Dr Hannah Stevens
MBBS, University of Tasmania | FRACP | FRCPA
PhD student and Consultant Haematologisthannah.firstname.lastname@example.org
Dr Hannah Stevens is a consultant haematologist and a PhD student (Atherothrombosis and Vascular Biology laboratory and Australian Centre for Blood Diseases, Monash University). Hannah’s PhD research focuses on new ways to predict for risk of developing venous blood clots.

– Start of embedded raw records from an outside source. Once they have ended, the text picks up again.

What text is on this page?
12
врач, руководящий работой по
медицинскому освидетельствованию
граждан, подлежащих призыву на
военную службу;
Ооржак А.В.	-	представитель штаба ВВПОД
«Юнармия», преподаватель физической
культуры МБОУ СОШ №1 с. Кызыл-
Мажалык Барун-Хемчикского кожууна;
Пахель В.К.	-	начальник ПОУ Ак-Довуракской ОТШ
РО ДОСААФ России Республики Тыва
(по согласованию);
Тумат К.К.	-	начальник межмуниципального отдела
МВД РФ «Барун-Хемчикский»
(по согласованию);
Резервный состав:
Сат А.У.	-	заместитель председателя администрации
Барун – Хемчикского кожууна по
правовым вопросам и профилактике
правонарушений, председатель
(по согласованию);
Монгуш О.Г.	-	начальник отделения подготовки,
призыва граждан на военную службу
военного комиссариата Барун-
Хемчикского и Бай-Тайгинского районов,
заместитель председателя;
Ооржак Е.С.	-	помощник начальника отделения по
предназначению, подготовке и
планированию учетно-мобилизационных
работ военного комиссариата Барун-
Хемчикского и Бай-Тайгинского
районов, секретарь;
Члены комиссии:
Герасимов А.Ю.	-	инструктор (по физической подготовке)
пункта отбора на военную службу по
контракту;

Venous blood clots, including deep vein thrombosis and pulmonary embolism, are commonly diagnosed and affect 1–2 people in every 1000. The cornerstone of treatment for venous blood clots is anticoagulation (blood thinning medication), but this treatment can be associated with adverse events such as bleeding. Many patients remain on long-term anticoagulation to prevent recurrent blood clots, but all patients must be assessed to ensure that the benefits of anticoagulation are not outweighed by the potential risks of bleeding. Hannah is interested in developing new ways to predict which patients are at highest risk of developing recurrent blood clots to help inform choices about ongoing anticoagulation use.
Hannah has used large datasets to determine the association between inherited genetic variants and developing venous blood clots. In addition, Hannah has utilised the state-of-the-art technologies within the Metabolomics laboratory at the Baker Institute to determine the relationship between lipid species (fats) and venous blood clots. Hannah has been awarded 3 PhD scholarships and has presented her research at international and national conferences. She has 13 first-author publications and has received over 350 citations to date. In addition to her position at the Baker Institute, Hannah has clinical appointments at the Alfred Hospital and Monash Health.